REUTERS/Yannis Behrakis
Les chars de l'armée égyptienne quadrillent toujours les rues du Caire où ils s'emploient, ce jeudi 3 février 2011, à faire reculer des partisans de Moubarak pour les empêcher de rejoindre la place Tahrir, transformée depuis 24 heures en véritable champ de bataille avec des barricades, des échanges de projectiles et des tirs. Manifestants anti-Moubarak et soutiens du pouvoir s'affrontent en plusieurs points de la capitale. Le bilan des violences de ces derniers jours fait état d'au moins 7 morts et de plus d'un millier de blessés.

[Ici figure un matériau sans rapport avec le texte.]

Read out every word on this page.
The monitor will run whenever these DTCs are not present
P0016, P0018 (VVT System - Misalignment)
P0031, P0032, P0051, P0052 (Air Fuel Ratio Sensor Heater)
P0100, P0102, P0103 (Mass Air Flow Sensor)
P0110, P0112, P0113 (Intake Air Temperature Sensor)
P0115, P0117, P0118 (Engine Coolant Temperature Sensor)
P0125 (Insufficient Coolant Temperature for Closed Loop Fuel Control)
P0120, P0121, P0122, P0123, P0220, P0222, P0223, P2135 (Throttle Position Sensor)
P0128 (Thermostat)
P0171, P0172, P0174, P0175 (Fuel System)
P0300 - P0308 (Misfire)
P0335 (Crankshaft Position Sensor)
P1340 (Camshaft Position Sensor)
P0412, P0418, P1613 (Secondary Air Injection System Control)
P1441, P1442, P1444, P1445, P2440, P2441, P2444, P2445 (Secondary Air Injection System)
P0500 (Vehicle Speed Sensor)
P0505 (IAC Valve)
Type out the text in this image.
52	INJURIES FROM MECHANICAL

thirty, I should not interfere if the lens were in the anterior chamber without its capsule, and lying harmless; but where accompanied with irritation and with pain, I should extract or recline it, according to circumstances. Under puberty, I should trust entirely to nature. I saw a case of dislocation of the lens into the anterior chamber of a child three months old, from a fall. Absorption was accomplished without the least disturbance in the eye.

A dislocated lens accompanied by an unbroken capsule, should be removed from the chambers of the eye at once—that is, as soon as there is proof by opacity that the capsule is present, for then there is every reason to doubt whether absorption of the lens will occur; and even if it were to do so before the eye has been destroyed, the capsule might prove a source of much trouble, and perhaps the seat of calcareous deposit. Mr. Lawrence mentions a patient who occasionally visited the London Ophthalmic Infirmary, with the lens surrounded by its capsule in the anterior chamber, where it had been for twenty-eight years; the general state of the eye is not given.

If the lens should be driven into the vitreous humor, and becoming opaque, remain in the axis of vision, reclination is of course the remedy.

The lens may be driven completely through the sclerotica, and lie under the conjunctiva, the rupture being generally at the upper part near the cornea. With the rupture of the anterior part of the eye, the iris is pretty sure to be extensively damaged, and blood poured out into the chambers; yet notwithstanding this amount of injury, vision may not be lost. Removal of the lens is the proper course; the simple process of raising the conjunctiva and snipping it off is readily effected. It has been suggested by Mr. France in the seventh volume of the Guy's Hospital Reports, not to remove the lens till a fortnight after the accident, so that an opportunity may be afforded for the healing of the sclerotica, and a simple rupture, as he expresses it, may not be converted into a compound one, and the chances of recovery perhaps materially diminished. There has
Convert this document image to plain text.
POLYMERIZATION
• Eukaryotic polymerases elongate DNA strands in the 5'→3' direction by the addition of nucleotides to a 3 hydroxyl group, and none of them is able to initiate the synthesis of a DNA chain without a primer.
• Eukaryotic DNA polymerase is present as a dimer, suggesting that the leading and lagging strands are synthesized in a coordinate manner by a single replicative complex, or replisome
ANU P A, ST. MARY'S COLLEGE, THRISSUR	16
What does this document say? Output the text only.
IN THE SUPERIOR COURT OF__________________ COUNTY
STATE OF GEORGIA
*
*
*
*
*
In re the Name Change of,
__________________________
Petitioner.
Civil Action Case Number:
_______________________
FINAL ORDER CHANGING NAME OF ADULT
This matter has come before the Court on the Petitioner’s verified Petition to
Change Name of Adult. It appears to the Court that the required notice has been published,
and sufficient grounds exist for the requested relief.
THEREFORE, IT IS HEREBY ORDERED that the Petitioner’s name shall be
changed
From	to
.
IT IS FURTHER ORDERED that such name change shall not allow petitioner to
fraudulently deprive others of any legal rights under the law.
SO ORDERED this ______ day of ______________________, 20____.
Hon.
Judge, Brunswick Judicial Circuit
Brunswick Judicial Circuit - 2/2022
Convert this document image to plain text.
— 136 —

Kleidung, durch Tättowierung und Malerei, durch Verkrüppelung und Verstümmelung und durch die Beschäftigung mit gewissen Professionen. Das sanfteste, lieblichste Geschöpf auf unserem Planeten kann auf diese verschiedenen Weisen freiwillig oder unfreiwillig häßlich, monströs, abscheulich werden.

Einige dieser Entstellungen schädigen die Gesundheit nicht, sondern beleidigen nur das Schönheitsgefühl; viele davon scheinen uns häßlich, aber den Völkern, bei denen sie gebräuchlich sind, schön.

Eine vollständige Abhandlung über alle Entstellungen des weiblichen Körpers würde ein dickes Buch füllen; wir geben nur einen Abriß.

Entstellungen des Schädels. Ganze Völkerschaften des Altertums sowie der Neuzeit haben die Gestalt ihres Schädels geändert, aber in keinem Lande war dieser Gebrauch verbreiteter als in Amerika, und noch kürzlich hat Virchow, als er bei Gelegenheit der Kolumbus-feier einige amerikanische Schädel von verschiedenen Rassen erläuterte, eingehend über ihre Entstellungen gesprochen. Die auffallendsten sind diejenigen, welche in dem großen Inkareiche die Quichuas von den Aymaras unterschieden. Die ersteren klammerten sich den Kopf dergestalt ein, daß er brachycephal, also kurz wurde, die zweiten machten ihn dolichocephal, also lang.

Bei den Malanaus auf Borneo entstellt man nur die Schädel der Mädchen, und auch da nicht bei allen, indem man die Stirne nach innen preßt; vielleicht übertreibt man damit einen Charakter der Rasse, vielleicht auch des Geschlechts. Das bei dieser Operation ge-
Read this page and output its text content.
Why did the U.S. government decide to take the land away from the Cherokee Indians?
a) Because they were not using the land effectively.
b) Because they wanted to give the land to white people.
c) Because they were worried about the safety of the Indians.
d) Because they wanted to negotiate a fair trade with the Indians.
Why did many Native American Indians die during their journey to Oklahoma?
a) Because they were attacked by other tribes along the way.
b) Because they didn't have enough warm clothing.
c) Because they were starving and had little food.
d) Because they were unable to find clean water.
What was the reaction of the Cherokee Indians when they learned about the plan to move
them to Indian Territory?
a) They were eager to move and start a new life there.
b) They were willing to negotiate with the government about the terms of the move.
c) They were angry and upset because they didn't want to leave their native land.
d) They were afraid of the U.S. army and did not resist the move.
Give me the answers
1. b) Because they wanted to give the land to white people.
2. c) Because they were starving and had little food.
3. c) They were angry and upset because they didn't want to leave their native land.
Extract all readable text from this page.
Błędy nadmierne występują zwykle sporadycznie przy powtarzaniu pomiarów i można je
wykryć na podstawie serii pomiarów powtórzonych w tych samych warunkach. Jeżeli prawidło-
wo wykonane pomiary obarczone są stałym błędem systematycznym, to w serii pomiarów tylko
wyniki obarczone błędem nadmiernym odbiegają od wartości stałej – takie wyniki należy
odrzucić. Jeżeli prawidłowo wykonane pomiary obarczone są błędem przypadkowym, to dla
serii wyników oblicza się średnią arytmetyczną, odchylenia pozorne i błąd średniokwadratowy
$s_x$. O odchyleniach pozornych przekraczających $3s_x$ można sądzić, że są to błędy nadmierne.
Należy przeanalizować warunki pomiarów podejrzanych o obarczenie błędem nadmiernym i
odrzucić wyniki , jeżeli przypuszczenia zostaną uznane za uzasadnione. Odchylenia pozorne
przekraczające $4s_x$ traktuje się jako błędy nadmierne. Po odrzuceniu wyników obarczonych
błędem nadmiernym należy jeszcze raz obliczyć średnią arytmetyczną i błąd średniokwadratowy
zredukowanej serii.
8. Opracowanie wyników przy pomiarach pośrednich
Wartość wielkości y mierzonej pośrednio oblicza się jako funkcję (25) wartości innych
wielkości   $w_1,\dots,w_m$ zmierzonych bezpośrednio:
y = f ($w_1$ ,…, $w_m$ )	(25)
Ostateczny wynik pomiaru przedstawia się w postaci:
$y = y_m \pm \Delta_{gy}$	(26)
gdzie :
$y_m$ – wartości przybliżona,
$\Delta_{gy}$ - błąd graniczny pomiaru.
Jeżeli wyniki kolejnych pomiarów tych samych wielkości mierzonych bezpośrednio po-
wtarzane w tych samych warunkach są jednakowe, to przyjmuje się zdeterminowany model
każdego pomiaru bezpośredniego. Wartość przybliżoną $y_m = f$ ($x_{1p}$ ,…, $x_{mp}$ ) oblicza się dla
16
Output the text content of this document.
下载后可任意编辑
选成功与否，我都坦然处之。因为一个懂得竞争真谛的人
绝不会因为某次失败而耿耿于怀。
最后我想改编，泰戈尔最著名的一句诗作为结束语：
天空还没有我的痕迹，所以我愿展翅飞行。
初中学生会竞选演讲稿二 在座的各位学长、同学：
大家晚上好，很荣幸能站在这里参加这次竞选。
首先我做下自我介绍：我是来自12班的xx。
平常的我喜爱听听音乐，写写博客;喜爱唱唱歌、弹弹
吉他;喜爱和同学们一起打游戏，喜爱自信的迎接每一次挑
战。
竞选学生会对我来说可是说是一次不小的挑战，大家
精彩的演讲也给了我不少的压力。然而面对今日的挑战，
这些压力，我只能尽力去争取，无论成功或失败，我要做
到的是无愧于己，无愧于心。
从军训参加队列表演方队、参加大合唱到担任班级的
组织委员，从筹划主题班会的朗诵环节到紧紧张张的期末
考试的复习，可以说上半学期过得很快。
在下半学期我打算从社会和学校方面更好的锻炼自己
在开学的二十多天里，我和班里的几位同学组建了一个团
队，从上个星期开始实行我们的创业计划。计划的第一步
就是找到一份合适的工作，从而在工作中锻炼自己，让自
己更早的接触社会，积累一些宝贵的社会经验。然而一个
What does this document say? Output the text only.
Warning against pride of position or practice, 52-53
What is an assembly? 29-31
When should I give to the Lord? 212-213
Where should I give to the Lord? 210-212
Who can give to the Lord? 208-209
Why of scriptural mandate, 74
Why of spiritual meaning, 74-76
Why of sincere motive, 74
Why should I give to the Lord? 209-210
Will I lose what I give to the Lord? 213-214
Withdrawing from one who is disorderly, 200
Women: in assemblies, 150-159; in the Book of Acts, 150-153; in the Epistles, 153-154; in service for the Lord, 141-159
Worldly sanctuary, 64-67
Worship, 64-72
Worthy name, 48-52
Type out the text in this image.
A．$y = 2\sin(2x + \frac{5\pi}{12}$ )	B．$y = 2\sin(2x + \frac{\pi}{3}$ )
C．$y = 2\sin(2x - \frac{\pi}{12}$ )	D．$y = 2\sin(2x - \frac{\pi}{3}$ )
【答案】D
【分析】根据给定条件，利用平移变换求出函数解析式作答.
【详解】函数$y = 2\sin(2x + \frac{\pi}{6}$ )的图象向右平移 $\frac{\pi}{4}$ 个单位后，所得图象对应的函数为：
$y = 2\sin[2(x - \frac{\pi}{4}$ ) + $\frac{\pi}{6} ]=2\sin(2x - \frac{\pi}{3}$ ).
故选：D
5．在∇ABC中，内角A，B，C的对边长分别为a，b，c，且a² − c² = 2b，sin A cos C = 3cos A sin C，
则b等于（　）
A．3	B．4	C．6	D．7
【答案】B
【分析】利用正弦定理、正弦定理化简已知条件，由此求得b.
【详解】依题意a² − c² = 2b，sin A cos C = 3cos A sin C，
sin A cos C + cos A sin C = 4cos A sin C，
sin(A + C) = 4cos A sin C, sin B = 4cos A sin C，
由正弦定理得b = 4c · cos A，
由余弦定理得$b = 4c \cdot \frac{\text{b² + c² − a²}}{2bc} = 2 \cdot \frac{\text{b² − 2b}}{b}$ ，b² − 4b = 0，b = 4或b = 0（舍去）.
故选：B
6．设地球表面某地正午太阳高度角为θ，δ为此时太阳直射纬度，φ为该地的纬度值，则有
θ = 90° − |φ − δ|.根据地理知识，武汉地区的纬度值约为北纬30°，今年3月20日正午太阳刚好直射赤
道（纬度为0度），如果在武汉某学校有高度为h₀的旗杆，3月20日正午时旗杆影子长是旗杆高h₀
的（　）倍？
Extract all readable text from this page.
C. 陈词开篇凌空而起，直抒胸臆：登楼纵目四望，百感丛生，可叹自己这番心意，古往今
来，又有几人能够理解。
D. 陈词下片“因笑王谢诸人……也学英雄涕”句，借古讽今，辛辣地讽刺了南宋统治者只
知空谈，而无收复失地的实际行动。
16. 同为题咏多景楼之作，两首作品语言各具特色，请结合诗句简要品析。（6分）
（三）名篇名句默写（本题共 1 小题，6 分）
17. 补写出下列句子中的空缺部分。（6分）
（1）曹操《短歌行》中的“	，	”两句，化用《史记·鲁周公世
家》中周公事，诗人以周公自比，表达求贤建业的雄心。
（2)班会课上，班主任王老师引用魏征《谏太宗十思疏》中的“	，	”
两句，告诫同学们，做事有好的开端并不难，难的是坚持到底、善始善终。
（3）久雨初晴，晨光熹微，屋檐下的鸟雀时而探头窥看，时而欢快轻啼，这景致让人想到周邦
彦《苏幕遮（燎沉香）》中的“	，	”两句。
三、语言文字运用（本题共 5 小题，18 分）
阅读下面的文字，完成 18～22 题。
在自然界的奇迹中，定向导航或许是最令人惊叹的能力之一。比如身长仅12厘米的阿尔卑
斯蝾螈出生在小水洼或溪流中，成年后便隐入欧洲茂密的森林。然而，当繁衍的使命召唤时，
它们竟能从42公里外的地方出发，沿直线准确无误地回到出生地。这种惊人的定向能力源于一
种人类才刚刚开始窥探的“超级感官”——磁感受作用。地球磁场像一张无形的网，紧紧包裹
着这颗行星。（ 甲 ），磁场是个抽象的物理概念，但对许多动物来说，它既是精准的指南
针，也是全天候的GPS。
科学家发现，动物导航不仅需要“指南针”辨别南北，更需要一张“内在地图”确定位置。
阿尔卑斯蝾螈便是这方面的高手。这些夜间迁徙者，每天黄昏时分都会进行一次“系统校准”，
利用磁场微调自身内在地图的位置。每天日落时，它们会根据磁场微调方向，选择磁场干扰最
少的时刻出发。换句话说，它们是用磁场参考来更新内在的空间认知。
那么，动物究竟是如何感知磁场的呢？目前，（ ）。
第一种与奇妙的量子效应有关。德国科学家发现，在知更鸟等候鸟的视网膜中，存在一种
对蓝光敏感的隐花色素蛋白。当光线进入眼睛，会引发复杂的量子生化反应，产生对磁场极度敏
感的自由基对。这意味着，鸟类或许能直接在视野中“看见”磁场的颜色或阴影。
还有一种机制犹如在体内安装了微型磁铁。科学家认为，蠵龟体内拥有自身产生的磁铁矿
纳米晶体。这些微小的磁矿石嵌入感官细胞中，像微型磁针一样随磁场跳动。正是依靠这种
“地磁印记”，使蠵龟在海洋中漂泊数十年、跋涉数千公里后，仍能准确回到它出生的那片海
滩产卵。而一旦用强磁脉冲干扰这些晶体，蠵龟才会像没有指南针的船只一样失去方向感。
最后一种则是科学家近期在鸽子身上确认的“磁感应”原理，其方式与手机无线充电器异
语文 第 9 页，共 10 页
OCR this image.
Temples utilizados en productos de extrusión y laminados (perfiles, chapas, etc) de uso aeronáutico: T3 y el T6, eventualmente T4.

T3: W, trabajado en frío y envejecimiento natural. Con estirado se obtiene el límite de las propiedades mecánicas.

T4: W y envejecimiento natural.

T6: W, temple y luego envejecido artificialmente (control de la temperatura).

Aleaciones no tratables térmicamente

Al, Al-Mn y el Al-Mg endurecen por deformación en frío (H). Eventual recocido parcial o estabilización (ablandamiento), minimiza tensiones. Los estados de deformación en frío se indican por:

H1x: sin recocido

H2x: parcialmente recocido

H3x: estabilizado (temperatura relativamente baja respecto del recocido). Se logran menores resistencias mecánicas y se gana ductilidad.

Avec notre envoyée spéciale au Caire, Véronique GaymardDepuis hier, déjà, des journalistes, notamment des journalistes occidentaux, étaient la cible d’attaques de la part des manifestants pro-Moubarak. Plusieurs d'entre eux ont été violemment pris à partie, agressés et certains ont été blessés. Dorénavant, les journalistes égyptiens sont également ciblés par ces attaques, y compris ceux des médias pro-gouvernementaux.
La situation politique est totalement bloquée et pour l’instant on ne voit aucune issue, d’autant que demain vendredi est annoncé par les manifestants anti-Moubarak comme pouvant être la plus grosse journée de mobilisation. Une journée qui pourrait donc être très tendue et très violente.